MoA analysis revealed the molecular mechanisms of action for the drugs identified in our screen. We identified four tubulin inhibitors [55] (docetaxel, paclitaxel, parbendazole, mebendazole) and two ATPase inhibitors [56](helveticoside, thapsigargin) from the CLUE database and the GDSC database. Some studies have revealed the anti-tumor mechanisms of above drugs. We speculate that these drugs may enhance the response to ICI therapy, but further in vitro and in vivo studies are needed to confirm this hypothesis. Detailed findings from this analysis are shown in Supplementary Table 2
CXCR3 Pathway Activation is Also a Predictor of Response to Immunotherapy in Patients with Other Cancers
Finally, we validated our findings on the relationship between CXCR3 pathway activation and ICI effectiveness in cohorts of other types of cancer. We found that CXCR3 pathway activation can not only predict the effectiveness of ICIs in patients with metastatic urothelial carcinoma, but it can also predict the effectiveness of immunotherapy in patients with melanoma, non-small cell lung cancer, and liver cancer. We analyzed CXCR3 pathway ssGSEA scores in patients with liver cancer, melanoma, and non-small cell lung cancer who received immunotherapy and found that CXCR3 pathway scores in the responder groups were significantly higher than those in the non-responder groups (Wilcoxon's test, GSE35640, p = 0.006; GSE14091, p = 0.0034; GSE93157, p = 0.095; GSE126044, p = 0.027; GSE13522, p = 0.084; PRJ23709, p = 8.8e-06; Supplementary Fig. 2G-L). To achieve the best validation effect, we used ROC curve analysis to obtain the optimal threshold (Supplementary Fig. 3) and divided patients into CXCR3-high and CXCR3-low groups according to the optimal threshold. We found that there were more responders in the CXCR3-high group than in the CXCR3-low group (Fisher's exact test, GSE35640, p = 0.0061; GSE14091, p = 0.034; GSE93157, p = 0.04; GSE126044, p = 0.026; GSE13522, p = 0.033; PRJ23709, p = 5e-06; Supplementary Fig. 2A-F). These conclusions validate our findings from mUC patients and suggest an association between CXCR3 pathway activation and response to immunotherapy.
Immunohistochemistry
To investigate the clinical significance of CXCR3 pathway activation and response to immunotherapy in patients with urothelial bladder carcinoma, we performed immunohistochemical analysis on two urothelial carcinoma patients treated with ICI therapy at Zhujiang hospital. Immunohistochemistry showed that three core proteins associated with the CXCR3 pathway, CXCR3, CXCL9, CXCL10, and were more highly expressed in cancer tissues from the immunotherapy-responder group than in tissues from the immunotherapy non-responder group (n = 1 per group) (Fig. 1F).

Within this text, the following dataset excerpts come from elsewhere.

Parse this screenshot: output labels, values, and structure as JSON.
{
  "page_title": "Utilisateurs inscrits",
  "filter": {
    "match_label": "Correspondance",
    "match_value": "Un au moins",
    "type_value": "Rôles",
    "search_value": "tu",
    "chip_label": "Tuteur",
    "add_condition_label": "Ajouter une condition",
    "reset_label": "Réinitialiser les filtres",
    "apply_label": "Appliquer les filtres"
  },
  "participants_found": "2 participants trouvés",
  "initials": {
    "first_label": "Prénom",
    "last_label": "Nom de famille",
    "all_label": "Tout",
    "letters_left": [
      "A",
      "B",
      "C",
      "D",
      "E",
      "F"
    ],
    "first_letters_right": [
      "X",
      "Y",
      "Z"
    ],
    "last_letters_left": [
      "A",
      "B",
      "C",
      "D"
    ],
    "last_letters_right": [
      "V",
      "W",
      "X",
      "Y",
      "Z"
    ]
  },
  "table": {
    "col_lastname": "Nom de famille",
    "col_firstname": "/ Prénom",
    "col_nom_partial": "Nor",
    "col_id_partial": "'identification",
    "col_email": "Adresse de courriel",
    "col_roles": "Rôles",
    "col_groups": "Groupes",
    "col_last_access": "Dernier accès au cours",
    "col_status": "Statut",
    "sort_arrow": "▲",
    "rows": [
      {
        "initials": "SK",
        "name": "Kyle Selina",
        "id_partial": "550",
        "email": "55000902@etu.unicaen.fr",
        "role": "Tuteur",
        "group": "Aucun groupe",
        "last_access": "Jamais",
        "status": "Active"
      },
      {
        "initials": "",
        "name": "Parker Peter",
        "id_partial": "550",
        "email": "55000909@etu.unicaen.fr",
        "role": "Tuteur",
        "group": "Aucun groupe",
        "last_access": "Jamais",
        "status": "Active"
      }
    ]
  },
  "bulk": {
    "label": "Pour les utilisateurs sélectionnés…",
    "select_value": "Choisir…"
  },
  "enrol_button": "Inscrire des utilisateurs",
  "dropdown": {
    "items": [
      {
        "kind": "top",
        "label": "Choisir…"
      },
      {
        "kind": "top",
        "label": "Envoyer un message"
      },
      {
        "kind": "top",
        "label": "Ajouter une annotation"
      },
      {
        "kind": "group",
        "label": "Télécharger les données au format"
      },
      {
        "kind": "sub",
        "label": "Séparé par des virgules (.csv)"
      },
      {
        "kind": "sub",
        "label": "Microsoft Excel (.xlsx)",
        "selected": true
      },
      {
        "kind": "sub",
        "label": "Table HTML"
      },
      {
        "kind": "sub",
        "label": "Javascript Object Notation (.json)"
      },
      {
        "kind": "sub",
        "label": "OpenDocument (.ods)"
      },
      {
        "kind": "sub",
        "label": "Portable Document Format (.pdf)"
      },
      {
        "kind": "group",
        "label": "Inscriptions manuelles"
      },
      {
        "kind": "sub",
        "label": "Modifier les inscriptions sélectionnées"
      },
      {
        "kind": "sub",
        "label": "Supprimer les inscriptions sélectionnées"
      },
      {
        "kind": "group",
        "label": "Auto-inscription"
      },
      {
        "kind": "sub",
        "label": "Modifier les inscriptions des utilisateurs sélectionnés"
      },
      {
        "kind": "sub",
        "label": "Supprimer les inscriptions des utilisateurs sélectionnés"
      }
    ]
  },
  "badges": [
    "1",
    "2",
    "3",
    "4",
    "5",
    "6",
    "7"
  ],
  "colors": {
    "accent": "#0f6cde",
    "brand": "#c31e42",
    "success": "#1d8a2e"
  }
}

We used Image J software to quantify the immunochemistry-stained results of three CXCR3 pathway core protein, and use GraphPad Prism to visualize the results (T-test, CXCL9,p = 0.0005;CXCL10,p = 0.0001, CXCR3,p = 0.0007;Figure 1G). In conclusion, from analyzing publicly available datasets and our own clinical immunohistochemistry specimens, we conclude that higher levels of CXCR3 pathway activation are correlated with a better response to immunotherapy in patients with urothelial bladder carcinoma.